Tired of not knowing what SQL is? Any serious application developer is going to need to learn some SQL at some point in their career. And once you start learning it, you'll use it. A lot.
This column is all about SQL and to get things started, this time we'll be focusing on what SQL is and why you'd want to use it. Trust me, it'll be fun.
Back in the old days, the 1970s, computers were expensive but crucial ways to process data. Banks, large companies, and governments had the need to not only store but manipulate huge stores of information. Of course IBM was the prime source of all things computer at that time, and a research group in San Jose came up with a new database paradigm based on relational calculus. System R was a giant step forward because it focused on the relationships between data instead of efficient tape storage or pure sequential data dumps. Relational databases may seem passà in the era of object-oriented programming, but at the time it was a giant leap forward.
Part of the development of System R was a non-procedural, roughly English-like language for structuring database queries. This language was dubbed Structured English Query Language, or SEQUEL. Other vendors saw the power in relational databases as a tool, so Oracle and other companies released their own relational databases that included languages based on the same principles as SEQUEL. As more relational database products were developed, it became clear that a standard was necessary, so in 1986 the so-called SQL-86 standard was adopted by the American National Standards Institute (ANSI) and early the following year by the International Standards Organization (ISO). Since 1986, three new versions of the SQL standard have been developed. SQL-89, SQL-92, and last year's SQL-99 (also called SQL3) all add additional functionality to the specification and tend to be driven by developments in the database tool community.
The SQL standard is not a simple document - over 2000 pages of hardcore technical jargon, relational calculus, logic, and standards-speak does not make compelling reading! But SQL is probably one of the few 30-year-old standards you're likely to run into in your daily programming life. Even though object-oriented databases are currently far more sexy, SQL plays a fundamental role in virtually any significant application that reads, stores, or manipulates data.
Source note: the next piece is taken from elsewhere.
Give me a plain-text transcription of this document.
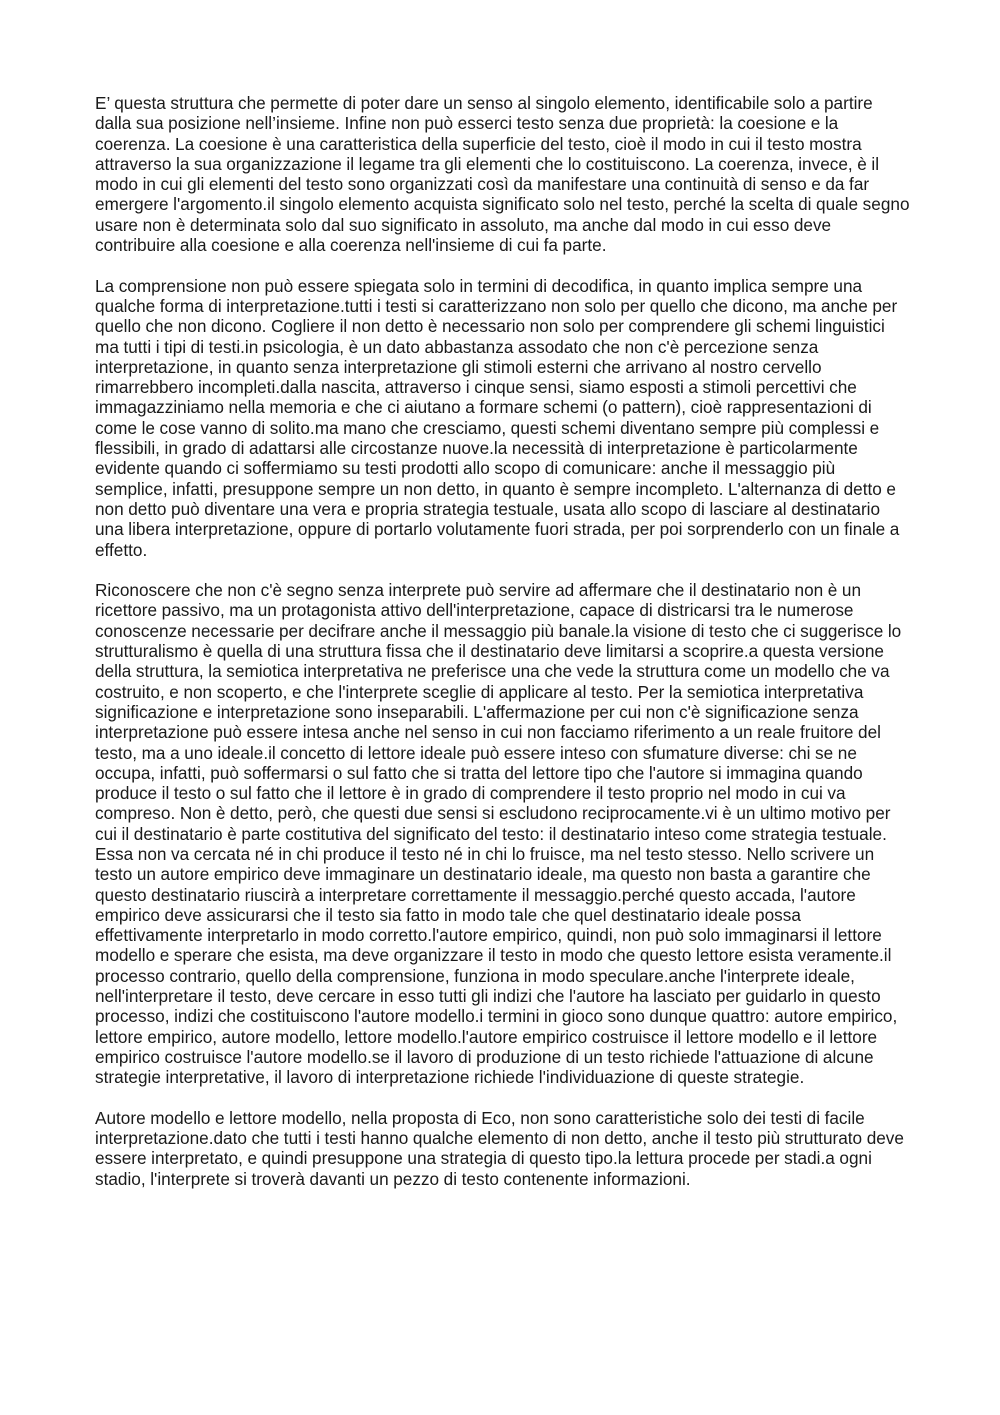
E’ questa struttura che permette di poter dare un senso al singolo elemento, identificabile solo a partire dalla sua posizione nell’insieme. Infine non può esserci testo senza due proprietà: la coesione e la coerenza. La coesione è una caratteristica della superficie del testo, cioè il modo in cui il testo mostra attraverso la sua organizzazione il legame tra gli elementi che lo costituiscono. La coerenza, invece, è il modo in cui gli elementi del testo sono organizzati così da manifestare una continuità di senso e da far emergere l'argomento.il singolo elemento acquista significato solo nel testo, perché la scelta di quale segno usare non è determinata solo dal suo significato in assoluto, ma anche dal modo in cui esso deve contribuire alla coesione e alla coerenza nell'insieme di cui fa parte.

La comprensione non può essere spiegata solo in termini di decodifica, in quanto implica sempre una qualche forma di interpretazione.tutti i testi si caratterizzano non solo per quello che dicono, ma anche per quello che non dicono. Cogliere il non detto è necessario non solo per comprendere gli schemi linguistici ma tutti i tipi di testi.in psicologia, è un dato abbastanza assodato che non c'è percezione senza interpretazione, in quanto senza interpretazione gli stimoli esterni che arrivano al nostro cervello rimarrebbero incompleti.dalla nascita, attraverso i cinque sensi, siamo esposti a stimoli percettivi che immagazziniamo nella memoria e che ci aiutano a formare schemi (o pattern), cioè rappresentazioni di come le cose vanno di solito.ma mano che cresciamo, questi schemi diventano sempre più complessi e flessibili, in grado di adattarsi alle circostanze nuove.la necessità di interpretazione è particolarmente evidente quando ci soffermiamo su testi prodotti allo scopo di comunicare: anche il messaggio più semplice, infatti, presuppone sempre un non detto, in quanto è sempre incompleto. L'alternanza di detto e non detto può diventare una vera e propria strategia testuale, usata allo scopo di lasciare al destinatario una libera interpretazione, oppure di portarlo volutamente fuori strada, per poi sorprenderlo con un finale a effetto.

Riconoscere che non c'è segno senza interprete può servire ad affermare che il destinatario non è un ricettore passivo, ma un protagonista attivo dell'interpretazione, capace di districarsi tra le numerose conoscenze necessarie per decifrare anche il messaggio più banale.la visione di testo che ci suggerisce lo strutturalismo è quella di una struttura fissa che il destinatario deve limitarsi a scoprire.a questa versione della struttura, la semiotica interpretativa ne preferisce una che vede la struttura come un modello che va costruito, e non scoperto, e che l'interprete sceglie di applicare al testo. Per la semiotica interpretativa significazione e interpretazione sono inseparabili. L'affermazione per cui non c'è significazione senza interpretazione può essere intesa anche nel senso in cui non facciamo riferimento a un reale fruitore del testo, ma a uno ideale.il concetto di lettore ideale può essere inteso con sfumature diverse: chi se ne occupa, infatti, può soffermarsi o sul fatto che si tratta del lettore tipo che l'autore si immagina quando produce il testo o sul fatto che il lettore è in grado di comprendere il testo proprio nel modo in cui va compreso. Non è detto, però, che questi due sensi si escludono reciprocamente.vi è un ultimo motivo per cui il destinatario è parte costitutiva del significato del testo: il destinatario inteso come strategia testuale. Essa non va cercata né in chi produce il testo né in chi lo fruisce, ma nel testo stesso. Nello scrivere un testo un autore empirico deve immaginare un destinatario ideale, ma questo non basta a garantire che questo destinatario riuscirà a interpretare correttamente il messaggio.perché questo accada, l'autore empirico deve assicurarsi che il testo sia fatto in modo tale che quel destinatario ideale possa effettivamente interpretarlo in modo corretto.l'autore empirico, quindi, non può solo immaginarsi il lettore modello e sperare che esista, ma deve organizzare il testo in modo che questo lettore esista veramente.il processo contrario, quello della comprensione, funziona in modo speculare.anche l'interprete ideale, nell'interpretare il testo, deve cercare in esso tutti gli indizi che l'autore ha lasciato per guidarlo in questo processo, indizi che costituiscono l'autore modello.i termini in gioco sono dunque quattro: autore empirico, lettore empirico, autore modello, lettore modello.l'autore empirico costruisce il lettore modello e il lettore empirico costruisce l'autore modello.se il lavoro di produzione di un testo richiede l'attuazione di alcune strategie interpretative, il lavoro di interpretazione richiede l'individuazione di queste strategie.

Autore modello e lettore modello, nella proposta di Eco, non sono caratteristiche solo dei testi di facile interpretazione.dato che tutti i testi hanno qualche elemento di non detto, anche il testo più strutturato deve essere interpretato, e quindi presuppone una strategia di questo tipo.la lettura procede per stadi.a ogni stadio, l'interprete si troverà davanti un pezzo di testo contenente informazioni.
Long a client-server workhorse, SQL has been leveraged by a number of web tools, ranging from Perl and Java to PHP, ColdFusion, and ASP. If you haven't run into SQL yet, you're going to. Prepare now, gentle reader -- we'll have you speaking SQL in no time!
All right, let's be honest right off the bat. No tool fully implements the SQL3 standard. In fact, a lot of tools don't implement the full SQL-92 standard. Or the SQL-89 standard. You get the picture. Most implement large portions of the standards and for all practical purposes, everything you're likely to need. In my mind, SQL is much more of a guideline than a strict standard. Of course ANSI and ISO would argue with me, but for all intents and purposes, SQL serves as a common glue for fundamental relational database development. SQL also is key to making database applications portable not only across operating systems, but also across database platforms as well. Plus it provides relatively easy access to a great deal of data manipulation power for folks who aren't too technical. As we'll see in future columns that delve into the arcana of SQL, it also normally reads intelligibly, unlike Perl for example, where phrases like '/a(.*)b\1c/;' have meaning to the initiated.
The SQL standard defines three major classes of entities: objects, data types, and language elements. Table 1 has a quick overview of these classes and some examples. If you've done any work with databases, most of these terms should ring bells.
Table 1: SQL Language Entities
table, column, procedure, function
float, real, int, but, char, boolean
keywords, tokens, and special characters that make up SQL (
So the standard provides the basic definitions for the functionality of an arbitrary database. The next step is up to the development team for a specific database tool - they decide which features to include and ignore; which features to add that aren't in the specification; and which parts of the specification they'll implement in a non-standard method. The extent of any single product's conformance with the SQL standard is basically driven by the standard programming principles of costing - time and effort required for development compared to the essential nature of that feature plays a strong role. It's easy to see why Oracle costs thousands (tens or hundreds) with its rich feature set compared to something that's free like mSQL. But it's important to note that both use standard SQL objects, data types, and language elements so that most (or even all) of your application will port between the two databases.
If you've ever taken a good computer science course, you've talked about all the fundamental programming concepts -- algorithms, control constructs, and data structures, for example. But once you've created those data structures for your program, you need to store them somewhere. In some instances, especially for simple data, a straightforward sequential text file is fine. In other cases, you may implement a random-access binary file for your data records. But when your data starts to increase in size and complexity, and your application needs to be robust and fast, you'll probably wander towards the world of database tools. The advantage of choosing a database tool to manage your application data is that you get to be lazy. I know that I can't even write a good bubble sort off the top of my head, let alone some seriously efficient searching algorithm for more complex data. But if I abstract the data functionality into a database, I can simply deal with the interface to that database and rely on thousands of person-years that have been spent optimizing relational database functionality. As far as the programmer is concerned, that interface to the world of high-powered data crunching is SQL.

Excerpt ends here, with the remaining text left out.